Several quick comments:
1. The regular staff of CLP are not paid at a level comparable with the director et al. Also, comparing the director of CLP with the average director of a library is not very accurate, as CLP is one of the largest library systems in the country. Directors making around $80k generally manage libraries with only a few branches. I'm not a big fan of how much Dr. Mistick makes, but I do think people are underestimating the sheer size of the CLP system. It's huge--more on par with Boston or NYPL than your average library system. You don't expect the CEO of Microsoft to be making the same amount as the CEO of Uncle Charley's Sausages. ;)
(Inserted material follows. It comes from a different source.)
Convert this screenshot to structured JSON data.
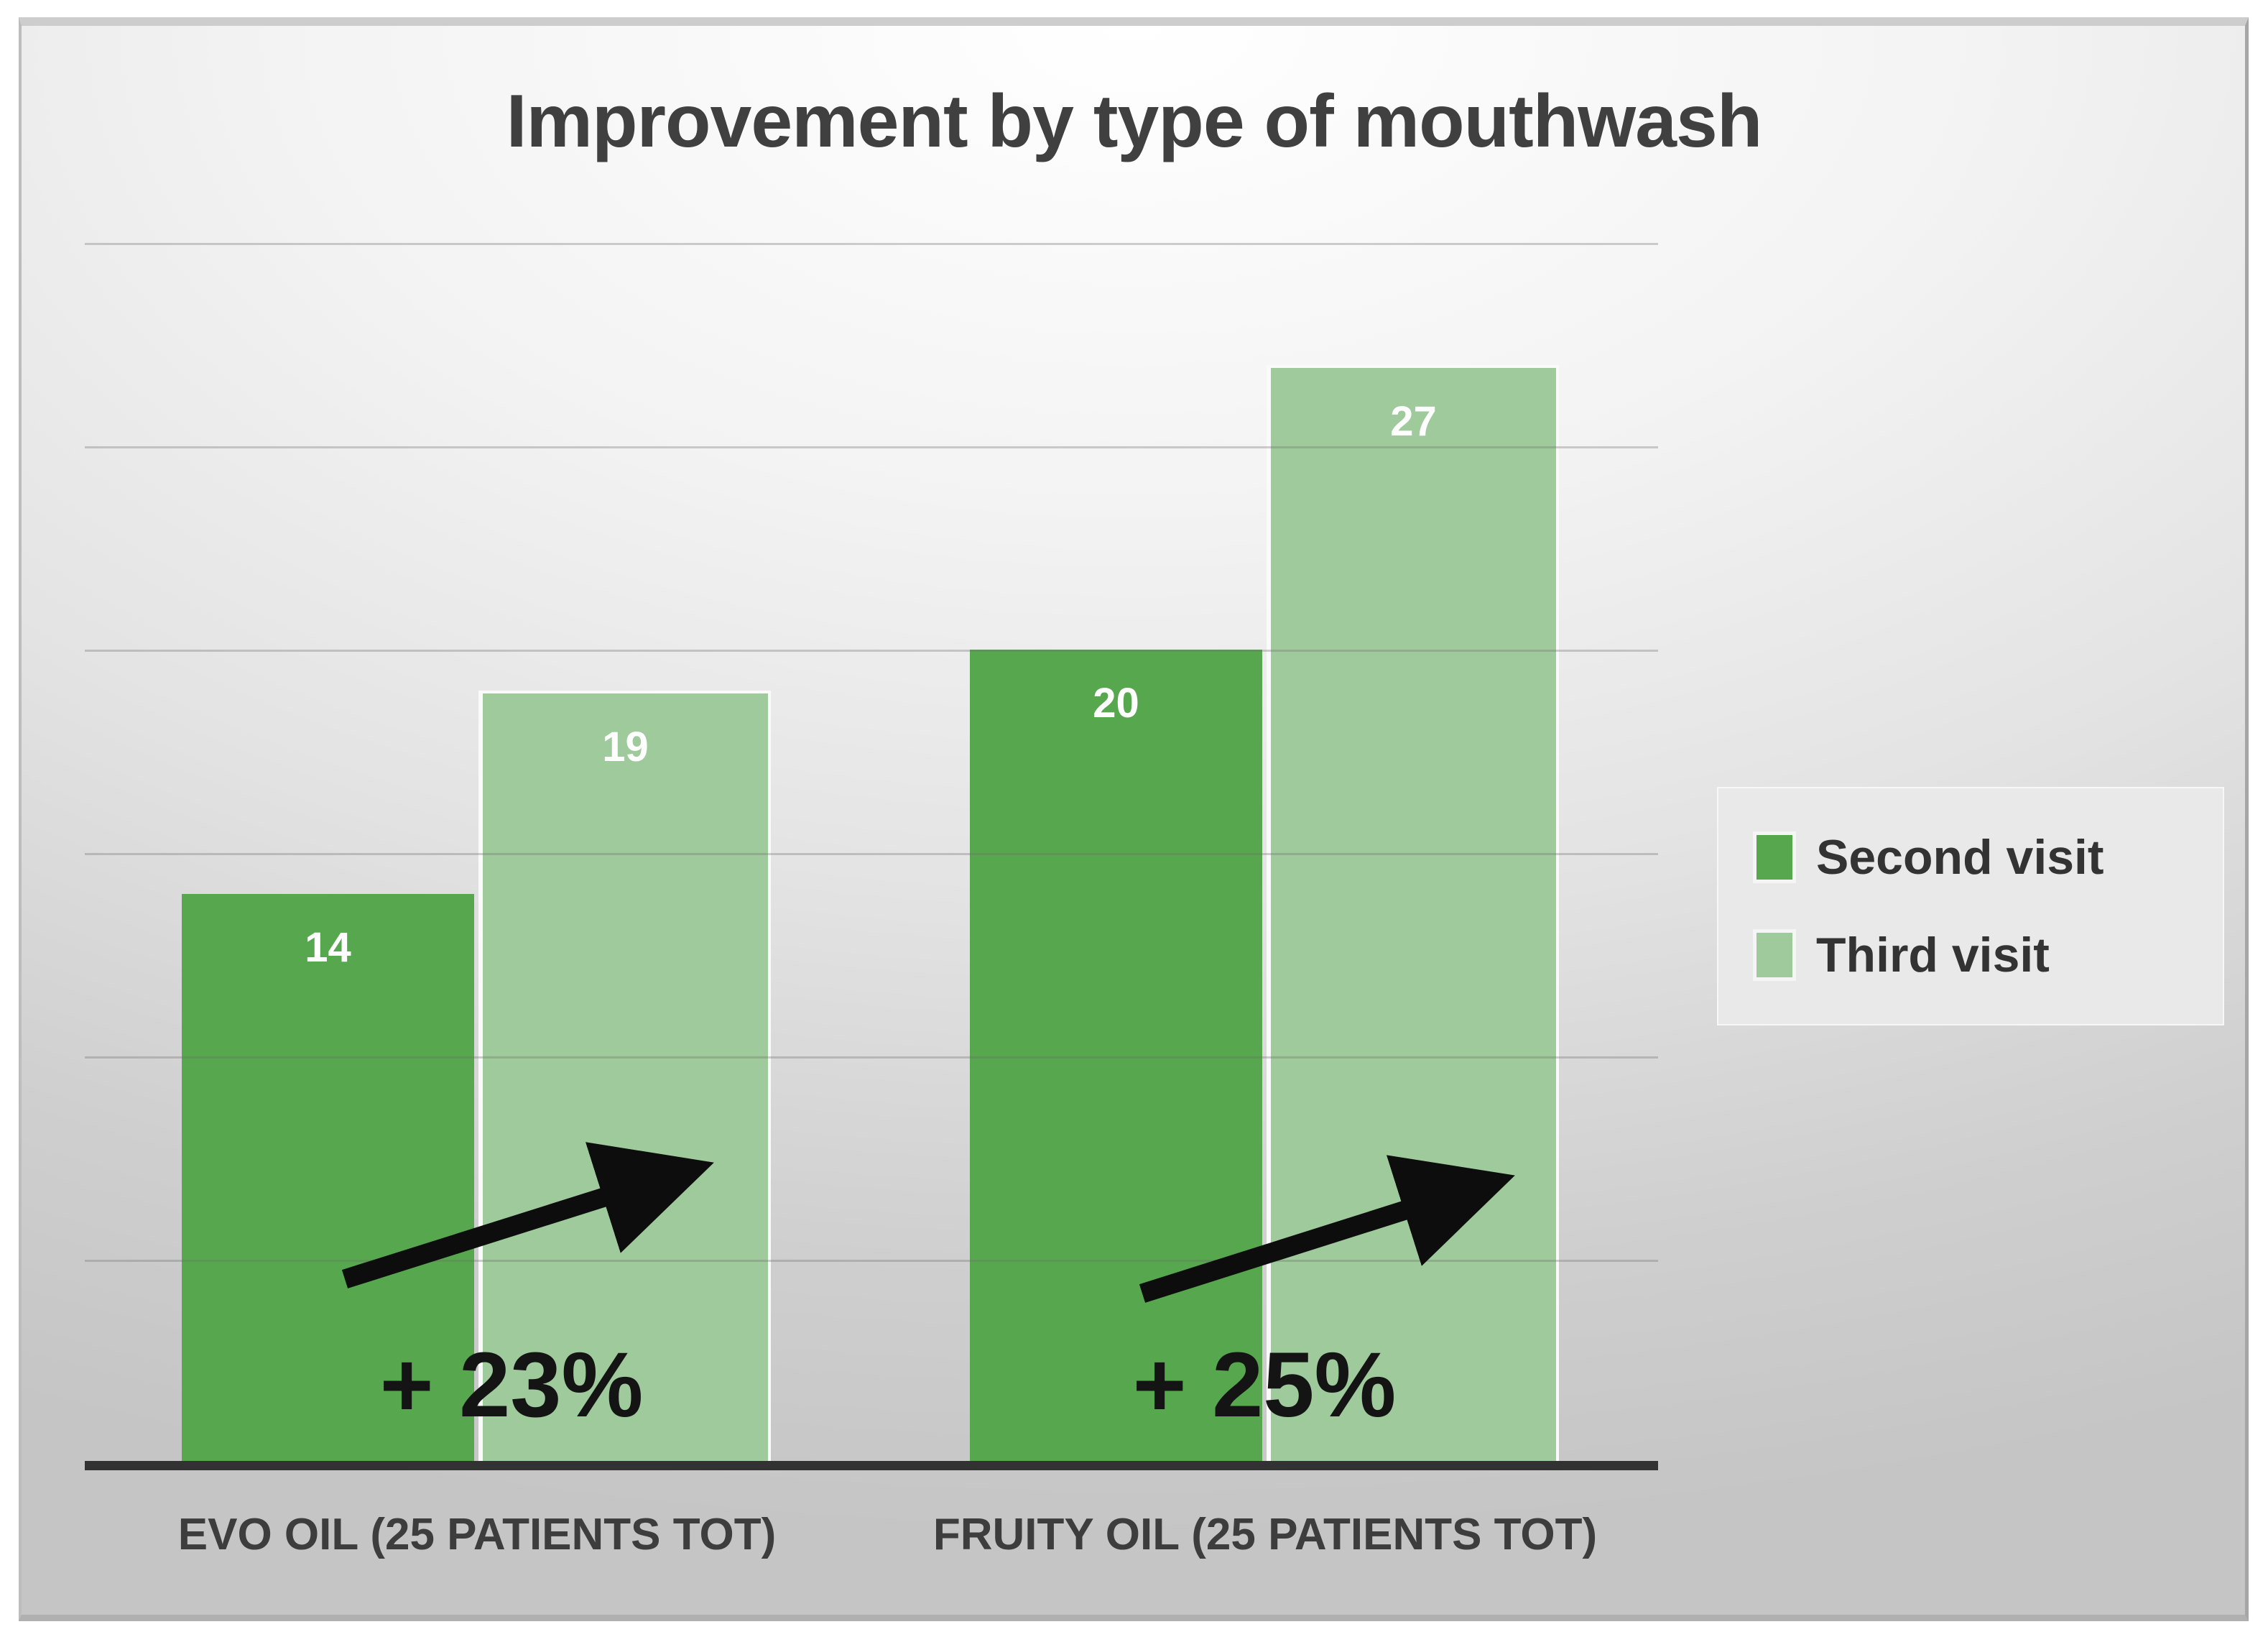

2. Branches cost a lot of money to run.
3. The state budget is three months late and is still expected to contain cuts of 30-70% to certain library programs and services, including the state-funded electronic databases that the schools and public use to do research and the money used to fund the transport of items between libraries via interlibrary loan. (You didn't really want to do research anyways, did you?) Those are the things you haven't even seen come into effect yet. So you'll forgive me for my dubiousness when people say that "the shoftfall this year won't be that large," because I've seen my library's proposed budget, and I know exactly how much of a hit we've taken in this economy and with the projected loss of state aid. We can't cut sewer, electric, gas, water, building insurance, or many other costs, but they certainly cut anything they could to the minimum, including staff compensation and the materials budget (materials being the books, CDs, DVDs, etc.). And no, we aren't a part of CLP, but I imagine they're facing the same problems.
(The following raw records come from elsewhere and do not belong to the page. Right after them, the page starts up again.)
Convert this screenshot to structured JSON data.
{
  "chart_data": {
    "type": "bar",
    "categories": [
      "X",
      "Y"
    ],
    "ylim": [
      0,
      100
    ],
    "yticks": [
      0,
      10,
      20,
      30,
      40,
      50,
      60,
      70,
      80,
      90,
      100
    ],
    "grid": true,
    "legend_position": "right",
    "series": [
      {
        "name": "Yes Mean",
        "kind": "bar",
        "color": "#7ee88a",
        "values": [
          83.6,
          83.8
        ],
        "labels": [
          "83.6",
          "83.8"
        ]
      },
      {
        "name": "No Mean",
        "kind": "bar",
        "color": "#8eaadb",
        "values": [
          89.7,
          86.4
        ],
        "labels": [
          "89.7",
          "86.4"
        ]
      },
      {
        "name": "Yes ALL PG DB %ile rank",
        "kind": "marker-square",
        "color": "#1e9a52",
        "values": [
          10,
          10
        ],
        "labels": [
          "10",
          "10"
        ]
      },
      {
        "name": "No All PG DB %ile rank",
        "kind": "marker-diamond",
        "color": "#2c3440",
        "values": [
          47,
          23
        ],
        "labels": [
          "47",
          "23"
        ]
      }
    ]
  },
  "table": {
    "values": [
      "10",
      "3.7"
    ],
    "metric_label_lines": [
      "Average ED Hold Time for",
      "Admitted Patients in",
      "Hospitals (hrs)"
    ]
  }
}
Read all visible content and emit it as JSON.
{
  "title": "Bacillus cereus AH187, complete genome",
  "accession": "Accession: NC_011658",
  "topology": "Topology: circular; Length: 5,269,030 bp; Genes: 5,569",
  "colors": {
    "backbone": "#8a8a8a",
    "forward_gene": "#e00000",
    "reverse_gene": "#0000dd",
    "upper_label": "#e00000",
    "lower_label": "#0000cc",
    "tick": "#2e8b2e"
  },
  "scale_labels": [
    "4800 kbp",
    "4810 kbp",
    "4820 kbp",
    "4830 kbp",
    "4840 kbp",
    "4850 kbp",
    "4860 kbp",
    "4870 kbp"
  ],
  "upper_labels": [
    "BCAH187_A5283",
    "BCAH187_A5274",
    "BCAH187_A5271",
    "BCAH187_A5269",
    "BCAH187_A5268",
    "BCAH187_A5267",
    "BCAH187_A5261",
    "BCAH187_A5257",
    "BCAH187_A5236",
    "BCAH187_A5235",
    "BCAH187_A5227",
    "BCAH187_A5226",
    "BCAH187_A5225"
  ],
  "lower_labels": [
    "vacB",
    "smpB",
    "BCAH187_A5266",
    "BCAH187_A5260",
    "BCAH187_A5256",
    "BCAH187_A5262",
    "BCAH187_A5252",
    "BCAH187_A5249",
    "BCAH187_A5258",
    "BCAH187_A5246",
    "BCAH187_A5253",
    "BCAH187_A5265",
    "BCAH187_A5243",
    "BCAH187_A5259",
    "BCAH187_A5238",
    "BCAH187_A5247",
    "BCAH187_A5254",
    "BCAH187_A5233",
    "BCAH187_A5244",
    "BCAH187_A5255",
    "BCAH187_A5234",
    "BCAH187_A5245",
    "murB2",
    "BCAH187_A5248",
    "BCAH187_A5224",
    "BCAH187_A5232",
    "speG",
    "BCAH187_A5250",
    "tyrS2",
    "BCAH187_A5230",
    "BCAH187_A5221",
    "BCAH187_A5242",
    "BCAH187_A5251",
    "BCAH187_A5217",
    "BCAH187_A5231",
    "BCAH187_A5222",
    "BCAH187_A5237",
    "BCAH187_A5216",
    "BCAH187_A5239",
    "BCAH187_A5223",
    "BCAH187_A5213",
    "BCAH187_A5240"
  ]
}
4. In the six months that libraries have been telling people about the probable cuts to library services, very little has occurred to change the minds of legislators about cutting funding to library services. Despite being busier than ever before due to the economy, libraries are taking more than their fair share of cuts in this budget. And yet when people get upset about libraries taking steps to save money, they blame the libraries. While I can understand the frustration (oh, trust me, I do!), please realize that we can only stretch a dollar so far, and you cannot maintain the same level of library services on drastically reduced funding. It's not just a situation of raising some money so a few branches don't close--it's also raising the money not to lose those services, which is *millions* of dollars.
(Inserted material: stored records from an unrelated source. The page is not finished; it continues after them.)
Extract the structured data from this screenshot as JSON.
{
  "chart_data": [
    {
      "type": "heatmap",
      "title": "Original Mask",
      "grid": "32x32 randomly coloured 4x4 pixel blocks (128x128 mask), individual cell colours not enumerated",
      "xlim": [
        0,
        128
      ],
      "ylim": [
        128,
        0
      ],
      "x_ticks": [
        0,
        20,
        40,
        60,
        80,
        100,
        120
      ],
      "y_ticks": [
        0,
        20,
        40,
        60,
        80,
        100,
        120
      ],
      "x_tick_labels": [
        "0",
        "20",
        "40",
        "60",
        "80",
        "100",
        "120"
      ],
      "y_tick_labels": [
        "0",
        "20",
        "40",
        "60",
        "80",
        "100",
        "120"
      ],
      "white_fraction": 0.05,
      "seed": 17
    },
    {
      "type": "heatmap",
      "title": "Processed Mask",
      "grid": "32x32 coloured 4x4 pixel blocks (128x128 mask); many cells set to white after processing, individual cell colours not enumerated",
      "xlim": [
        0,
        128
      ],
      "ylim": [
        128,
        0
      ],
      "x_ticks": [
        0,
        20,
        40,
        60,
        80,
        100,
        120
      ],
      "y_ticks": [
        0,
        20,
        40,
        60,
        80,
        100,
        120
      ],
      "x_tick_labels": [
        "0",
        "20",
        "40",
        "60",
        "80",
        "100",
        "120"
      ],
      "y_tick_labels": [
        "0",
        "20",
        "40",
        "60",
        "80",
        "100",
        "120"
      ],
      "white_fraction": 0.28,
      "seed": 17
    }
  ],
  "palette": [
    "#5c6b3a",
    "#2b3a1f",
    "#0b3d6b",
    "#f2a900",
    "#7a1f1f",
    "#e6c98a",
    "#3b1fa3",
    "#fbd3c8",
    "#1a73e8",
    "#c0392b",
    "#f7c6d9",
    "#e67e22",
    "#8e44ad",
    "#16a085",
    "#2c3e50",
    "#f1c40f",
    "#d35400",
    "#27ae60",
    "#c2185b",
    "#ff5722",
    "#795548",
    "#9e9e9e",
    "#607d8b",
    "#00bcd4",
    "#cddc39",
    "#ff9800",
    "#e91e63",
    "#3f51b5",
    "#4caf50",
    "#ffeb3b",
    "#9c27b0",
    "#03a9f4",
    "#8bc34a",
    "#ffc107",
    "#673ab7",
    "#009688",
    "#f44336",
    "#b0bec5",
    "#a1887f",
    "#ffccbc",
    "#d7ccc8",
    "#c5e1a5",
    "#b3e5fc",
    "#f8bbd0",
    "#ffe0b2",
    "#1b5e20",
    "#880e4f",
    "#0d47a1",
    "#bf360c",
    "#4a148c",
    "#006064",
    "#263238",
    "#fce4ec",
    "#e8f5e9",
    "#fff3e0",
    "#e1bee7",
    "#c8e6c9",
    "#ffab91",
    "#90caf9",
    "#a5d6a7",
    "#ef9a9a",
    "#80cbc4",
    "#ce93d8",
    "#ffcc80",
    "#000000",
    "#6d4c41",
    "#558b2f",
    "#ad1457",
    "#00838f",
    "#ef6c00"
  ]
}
5. The last I knew, some of the money listed as going to CLP by RAD actually is going to the Carnegie Regional Library District, which is not the Carnegie Library. It is the District Library for the area--sort of a main library that handles certain tasks for all the libraries in the district, like the main interlibrary loan office. It also apportions out that funding to other county-wide measures. It's confusing because it also has the name Carnegie, but it's not CLP. Remember that CLP is only one library system in the county, albeit the largest. RAD is also supposed to be funding the other 40-something, too, even if it sometimes forgets that. (In fact, I'd rather Ravenstahl didn't act like RAD was solely paid by the City of Pittsburgh, because it isn't, and frankly those of us outside the City have been paying more to support CLP *and* our local libraries through our taxes than those within the City. $40,000 from the City of Pittsburgh is laughable. Cough it up, Lukie.)